= Dancla Stradivarius (1708) =

1708 Stradivarius violin

Dancla violin by Stradivari or Dancla, Milstein is a 1708 Stradivarius violin which is referred to as the "Dancla". It was made by Italian luthier Antonio Stradivari of Cremona and named after the French violinist Charles Dancla.

==History==
The violin was made by the instrument maker Antonio Stradivari in 1708 and it still has its original maker's label. There are two other Stradivarius violins which share the name "Dancla", the Dancla Stradivarius (1703) and the Dancla Stradivarius (1710). The violin was constructed during what is considered Antonio Stradivari's "Golden period"

==Description==
The violin's dimensions are: Length of back 36 cm, upper bout 17 cm, middle bout 11.5 cm, and lower bouts 21 cm.

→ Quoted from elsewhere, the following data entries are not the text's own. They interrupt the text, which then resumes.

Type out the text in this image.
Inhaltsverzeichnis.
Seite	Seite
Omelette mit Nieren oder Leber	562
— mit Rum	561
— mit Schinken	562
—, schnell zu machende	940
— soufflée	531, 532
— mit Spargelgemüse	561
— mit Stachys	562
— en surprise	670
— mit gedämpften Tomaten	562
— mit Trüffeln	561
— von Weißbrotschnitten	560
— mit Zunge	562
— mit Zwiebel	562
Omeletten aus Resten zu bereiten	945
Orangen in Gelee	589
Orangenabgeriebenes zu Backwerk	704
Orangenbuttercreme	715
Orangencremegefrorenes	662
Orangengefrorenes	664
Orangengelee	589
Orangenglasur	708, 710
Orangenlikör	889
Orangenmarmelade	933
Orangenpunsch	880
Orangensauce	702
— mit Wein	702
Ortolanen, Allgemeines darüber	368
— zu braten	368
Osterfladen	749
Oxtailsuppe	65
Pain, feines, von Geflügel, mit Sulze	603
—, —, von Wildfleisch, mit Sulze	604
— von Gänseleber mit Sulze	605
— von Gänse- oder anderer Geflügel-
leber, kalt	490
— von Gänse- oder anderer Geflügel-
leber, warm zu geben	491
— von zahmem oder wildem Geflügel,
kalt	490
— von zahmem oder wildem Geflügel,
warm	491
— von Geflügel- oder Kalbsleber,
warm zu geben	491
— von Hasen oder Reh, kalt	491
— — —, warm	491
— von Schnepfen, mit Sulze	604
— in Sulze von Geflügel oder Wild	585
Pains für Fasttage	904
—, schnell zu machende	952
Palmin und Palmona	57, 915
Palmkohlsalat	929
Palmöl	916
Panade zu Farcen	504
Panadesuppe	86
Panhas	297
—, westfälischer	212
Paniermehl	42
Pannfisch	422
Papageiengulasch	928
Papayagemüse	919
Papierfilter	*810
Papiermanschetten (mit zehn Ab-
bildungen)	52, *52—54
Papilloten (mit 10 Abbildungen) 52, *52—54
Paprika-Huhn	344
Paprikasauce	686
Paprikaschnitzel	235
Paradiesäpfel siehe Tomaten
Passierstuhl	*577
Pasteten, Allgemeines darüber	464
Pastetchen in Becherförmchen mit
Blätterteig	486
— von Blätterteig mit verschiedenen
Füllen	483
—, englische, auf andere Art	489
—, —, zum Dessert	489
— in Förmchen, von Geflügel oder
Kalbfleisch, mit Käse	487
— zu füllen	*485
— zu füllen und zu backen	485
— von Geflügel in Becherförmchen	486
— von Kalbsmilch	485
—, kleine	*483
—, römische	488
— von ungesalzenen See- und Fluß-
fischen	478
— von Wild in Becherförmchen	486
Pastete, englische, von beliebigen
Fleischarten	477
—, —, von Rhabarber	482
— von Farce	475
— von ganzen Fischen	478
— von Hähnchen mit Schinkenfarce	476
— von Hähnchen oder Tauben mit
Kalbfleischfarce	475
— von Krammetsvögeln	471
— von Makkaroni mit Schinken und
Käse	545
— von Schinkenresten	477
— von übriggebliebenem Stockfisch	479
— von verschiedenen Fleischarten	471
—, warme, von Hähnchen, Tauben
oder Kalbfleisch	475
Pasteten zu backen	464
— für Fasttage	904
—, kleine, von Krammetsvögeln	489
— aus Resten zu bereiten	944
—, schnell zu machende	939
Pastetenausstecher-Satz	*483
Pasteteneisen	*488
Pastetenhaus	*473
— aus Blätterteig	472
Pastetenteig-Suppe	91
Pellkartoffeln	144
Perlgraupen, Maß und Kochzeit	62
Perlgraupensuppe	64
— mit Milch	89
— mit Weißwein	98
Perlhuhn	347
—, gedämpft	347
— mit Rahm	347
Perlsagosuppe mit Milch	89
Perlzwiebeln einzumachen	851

It has a one pice back and it is orange-brown in color. The back is maple with horizontal flames which have depth. In 1913 the violin was examined by the luthiers of Caressa & Français in Paris France. They wrote a letter to Arthur Spitzer describing the violin as, "fully authentic, totally guaranteed and in a remarkable state of conservation". with this violin Stradivari experimented with proportions of the violin, the string lengths and rib heights resulted in a longer back and fuller curves, both in the front and back plates.

==Provenance==
in 1854 Mr. Defrance from Saint-Étienne, France, purchased the violin in Paris from French luthier Jean-Baptiste Vuillaume. In 1870 it was reportedly owned by Charles-Nicolas-Eugène Gand. In 1882 it was purchased by Professor of violin at the Paris Conservatoire, Charles Dancla. The violin was the third Stradivarius that Dancla owned. In 1903 Dancla sold the violin to Albert Caressa; from there it went to Édouard Nadaud. In 1912, it was sold to Colonel Maitre of Sedan, Ardennes. In 1913 the violin was owned by Arthur Spitzer.